In diving, it is agreed, especially for commercial and military divers who work physically hard at depth, toxicity tolerance levels should lower than for a resting person in a chamber or hospital bed. Even recreational diving employs very conservative exposure limits for in water applications. And rightly so. The water itself also affects susceptibility to toxicity response.
It seems rather unnecessary though to apply diving limits to a safe and dry resting environment like a chamber at the expense of a viable, effective and cost effective modality.
What seems to have happened is the same “treadmill miner” approach and mindset has been universally applied which would be erroneous.
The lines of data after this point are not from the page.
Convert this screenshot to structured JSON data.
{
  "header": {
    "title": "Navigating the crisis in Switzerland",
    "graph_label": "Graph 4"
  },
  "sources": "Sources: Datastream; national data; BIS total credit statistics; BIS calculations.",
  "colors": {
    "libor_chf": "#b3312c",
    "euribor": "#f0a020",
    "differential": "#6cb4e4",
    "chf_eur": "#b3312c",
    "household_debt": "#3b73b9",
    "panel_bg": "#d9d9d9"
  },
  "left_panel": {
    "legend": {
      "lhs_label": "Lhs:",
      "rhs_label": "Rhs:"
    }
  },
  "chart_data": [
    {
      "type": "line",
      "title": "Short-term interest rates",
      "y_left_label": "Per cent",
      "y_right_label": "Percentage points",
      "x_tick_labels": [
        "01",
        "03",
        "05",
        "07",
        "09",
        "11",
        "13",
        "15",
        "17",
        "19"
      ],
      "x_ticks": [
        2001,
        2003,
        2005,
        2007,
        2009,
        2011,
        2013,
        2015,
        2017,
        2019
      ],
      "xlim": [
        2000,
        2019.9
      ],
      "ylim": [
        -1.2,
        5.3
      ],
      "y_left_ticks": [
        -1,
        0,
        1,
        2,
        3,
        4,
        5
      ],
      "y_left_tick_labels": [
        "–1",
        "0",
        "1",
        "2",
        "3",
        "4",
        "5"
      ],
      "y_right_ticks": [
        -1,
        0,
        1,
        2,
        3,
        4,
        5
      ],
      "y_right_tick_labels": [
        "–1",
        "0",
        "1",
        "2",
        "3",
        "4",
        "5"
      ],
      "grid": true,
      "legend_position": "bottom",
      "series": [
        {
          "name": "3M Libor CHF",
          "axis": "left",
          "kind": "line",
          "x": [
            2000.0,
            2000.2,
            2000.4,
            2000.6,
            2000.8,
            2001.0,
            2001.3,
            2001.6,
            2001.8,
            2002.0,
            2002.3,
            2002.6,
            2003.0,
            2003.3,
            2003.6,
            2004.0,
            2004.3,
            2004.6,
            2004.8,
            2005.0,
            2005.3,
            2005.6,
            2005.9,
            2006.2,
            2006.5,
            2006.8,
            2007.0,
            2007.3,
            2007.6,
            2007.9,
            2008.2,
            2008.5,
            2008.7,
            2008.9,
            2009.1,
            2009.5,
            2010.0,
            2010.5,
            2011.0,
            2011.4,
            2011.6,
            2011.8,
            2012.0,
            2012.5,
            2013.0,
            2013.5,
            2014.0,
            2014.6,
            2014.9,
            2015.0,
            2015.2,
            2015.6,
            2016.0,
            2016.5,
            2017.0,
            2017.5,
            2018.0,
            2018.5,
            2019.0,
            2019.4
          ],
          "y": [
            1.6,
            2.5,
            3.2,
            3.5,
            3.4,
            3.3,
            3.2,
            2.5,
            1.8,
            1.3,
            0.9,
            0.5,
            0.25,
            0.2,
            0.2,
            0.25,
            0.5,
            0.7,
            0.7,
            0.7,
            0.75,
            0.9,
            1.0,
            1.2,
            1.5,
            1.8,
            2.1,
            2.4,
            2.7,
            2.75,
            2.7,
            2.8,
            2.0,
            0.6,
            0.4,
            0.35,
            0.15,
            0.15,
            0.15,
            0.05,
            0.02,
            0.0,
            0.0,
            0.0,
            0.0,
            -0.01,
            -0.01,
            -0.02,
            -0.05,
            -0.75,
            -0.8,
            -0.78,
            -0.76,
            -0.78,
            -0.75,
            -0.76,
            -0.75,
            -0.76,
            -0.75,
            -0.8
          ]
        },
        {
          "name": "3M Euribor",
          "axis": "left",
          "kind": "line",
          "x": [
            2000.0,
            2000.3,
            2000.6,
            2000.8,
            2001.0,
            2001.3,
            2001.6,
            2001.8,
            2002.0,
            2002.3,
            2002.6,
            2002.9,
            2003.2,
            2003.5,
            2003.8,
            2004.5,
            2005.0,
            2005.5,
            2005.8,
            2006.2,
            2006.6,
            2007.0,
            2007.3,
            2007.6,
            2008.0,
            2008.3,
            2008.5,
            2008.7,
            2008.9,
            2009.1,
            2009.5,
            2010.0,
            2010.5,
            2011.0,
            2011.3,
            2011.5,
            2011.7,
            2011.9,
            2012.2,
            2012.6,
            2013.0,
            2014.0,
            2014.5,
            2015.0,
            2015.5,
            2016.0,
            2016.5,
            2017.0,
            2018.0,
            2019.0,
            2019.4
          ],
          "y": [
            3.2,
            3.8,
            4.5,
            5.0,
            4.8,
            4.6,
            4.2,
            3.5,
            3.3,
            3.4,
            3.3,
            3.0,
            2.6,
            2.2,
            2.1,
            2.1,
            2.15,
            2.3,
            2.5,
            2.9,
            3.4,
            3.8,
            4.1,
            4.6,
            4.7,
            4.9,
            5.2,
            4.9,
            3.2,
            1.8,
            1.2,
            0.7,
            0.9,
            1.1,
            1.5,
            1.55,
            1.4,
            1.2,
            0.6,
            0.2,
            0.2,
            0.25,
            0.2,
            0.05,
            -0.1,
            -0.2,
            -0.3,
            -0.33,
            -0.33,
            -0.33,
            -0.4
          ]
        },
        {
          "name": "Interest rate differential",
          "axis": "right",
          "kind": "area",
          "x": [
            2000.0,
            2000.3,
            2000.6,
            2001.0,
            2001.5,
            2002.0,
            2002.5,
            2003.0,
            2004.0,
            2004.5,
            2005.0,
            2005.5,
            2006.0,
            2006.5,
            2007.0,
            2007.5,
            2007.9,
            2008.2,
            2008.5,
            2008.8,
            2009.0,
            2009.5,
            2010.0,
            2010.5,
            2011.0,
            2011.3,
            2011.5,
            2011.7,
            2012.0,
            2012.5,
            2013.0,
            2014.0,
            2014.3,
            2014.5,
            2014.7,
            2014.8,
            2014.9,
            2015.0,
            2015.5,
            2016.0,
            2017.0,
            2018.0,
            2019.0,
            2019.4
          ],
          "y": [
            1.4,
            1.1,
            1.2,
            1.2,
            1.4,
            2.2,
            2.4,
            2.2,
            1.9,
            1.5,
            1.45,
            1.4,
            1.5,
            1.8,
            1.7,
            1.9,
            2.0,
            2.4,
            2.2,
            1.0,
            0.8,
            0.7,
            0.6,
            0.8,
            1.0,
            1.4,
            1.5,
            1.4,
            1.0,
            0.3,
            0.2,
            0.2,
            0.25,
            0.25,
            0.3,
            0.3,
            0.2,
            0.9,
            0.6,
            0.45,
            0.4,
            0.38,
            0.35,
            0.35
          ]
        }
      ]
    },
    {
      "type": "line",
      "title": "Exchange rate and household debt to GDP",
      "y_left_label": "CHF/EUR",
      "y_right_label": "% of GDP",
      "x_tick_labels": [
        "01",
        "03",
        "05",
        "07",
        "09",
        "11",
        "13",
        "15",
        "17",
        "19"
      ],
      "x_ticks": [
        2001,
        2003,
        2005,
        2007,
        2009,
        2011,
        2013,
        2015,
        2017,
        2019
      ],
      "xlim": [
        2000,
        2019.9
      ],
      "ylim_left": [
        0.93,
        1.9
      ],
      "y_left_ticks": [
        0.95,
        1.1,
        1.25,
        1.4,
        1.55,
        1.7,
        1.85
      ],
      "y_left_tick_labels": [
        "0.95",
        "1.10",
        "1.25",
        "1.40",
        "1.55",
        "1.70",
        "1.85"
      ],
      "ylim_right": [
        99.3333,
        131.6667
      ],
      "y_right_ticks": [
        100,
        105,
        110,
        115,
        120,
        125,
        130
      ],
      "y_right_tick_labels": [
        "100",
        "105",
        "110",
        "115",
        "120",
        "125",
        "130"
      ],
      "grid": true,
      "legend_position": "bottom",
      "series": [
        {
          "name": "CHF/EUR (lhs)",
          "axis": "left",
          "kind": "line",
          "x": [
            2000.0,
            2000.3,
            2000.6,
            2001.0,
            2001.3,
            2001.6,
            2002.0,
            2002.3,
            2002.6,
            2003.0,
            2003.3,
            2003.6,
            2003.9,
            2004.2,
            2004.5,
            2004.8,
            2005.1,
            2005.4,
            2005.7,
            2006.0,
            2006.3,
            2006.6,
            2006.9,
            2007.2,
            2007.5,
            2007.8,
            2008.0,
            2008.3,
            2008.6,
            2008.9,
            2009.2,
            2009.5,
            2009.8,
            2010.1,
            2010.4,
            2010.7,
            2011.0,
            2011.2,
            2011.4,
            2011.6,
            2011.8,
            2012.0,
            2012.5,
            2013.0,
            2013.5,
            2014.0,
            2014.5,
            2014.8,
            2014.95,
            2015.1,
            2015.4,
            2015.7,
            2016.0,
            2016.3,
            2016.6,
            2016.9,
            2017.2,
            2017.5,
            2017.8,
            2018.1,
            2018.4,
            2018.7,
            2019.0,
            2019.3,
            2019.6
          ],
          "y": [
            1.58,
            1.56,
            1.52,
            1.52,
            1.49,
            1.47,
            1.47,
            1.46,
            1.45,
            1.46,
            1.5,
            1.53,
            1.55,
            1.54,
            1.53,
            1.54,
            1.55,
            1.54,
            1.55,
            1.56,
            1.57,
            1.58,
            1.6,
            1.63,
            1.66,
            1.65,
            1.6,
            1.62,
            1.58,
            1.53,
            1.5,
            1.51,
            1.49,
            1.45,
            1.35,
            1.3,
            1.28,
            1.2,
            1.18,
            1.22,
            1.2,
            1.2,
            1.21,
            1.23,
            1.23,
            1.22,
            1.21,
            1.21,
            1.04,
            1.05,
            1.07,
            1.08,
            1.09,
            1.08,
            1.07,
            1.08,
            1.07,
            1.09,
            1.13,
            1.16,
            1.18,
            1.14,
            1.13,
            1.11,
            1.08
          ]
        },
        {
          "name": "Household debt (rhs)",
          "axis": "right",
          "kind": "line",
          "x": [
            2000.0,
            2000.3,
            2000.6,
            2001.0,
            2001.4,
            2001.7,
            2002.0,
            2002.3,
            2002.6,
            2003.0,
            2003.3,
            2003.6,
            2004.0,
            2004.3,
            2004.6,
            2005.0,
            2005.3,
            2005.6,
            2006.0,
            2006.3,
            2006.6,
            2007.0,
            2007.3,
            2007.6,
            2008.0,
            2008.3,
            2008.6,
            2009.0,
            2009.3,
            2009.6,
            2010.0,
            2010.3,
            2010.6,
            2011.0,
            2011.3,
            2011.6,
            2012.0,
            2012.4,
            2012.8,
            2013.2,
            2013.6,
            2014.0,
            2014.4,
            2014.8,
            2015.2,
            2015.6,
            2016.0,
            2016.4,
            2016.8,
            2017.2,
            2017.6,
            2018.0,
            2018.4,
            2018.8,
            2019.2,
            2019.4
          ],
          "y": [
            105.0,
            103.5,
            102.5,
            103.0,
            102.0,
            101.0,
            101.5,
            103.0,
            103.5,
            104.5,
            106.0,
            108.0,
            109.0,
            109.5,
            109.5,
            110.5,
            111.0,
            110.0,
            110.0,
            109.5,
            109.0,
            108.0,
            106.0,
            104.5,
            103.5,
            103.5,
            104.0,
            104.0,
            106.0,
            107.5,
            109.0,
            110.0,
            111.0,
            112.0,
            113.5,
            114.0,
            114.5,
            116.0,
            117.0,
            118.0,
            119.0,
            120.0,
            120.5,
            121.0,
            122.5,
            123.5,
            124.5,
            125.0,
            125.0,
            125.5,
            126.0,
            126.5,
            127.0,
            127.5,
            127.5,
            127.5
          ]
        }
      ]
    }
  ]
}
The two types of oxygen toxicity that concern us in diving and HBOT are namely, “Cerebral Toxicity” or “Central Nervous System Toxicity” (CNS) and “Pulmonary Toxicity”.
These two sub category topics, as well as the single method approach of whole body toxicity, as promulgated by the main reference above (The Repex Method), will be discussed in the next two installments of the toxicity and tolerance discussion.
Remember this in the meantime though. It’s not necessarily what has been taught for over a hundred years and this has been proven time and again in HBOT therapy. Toxic response is not as common and as easy to induce as many would have you believe. The current official position is very much an overstated one in many ways.
Part two to follow will address cerebral or central nervous system toxicity and part three will address pulmonary toxicity in a responsible realistic way to highlight what risk is real and inherent, and highlight where this risk has been overstated by some.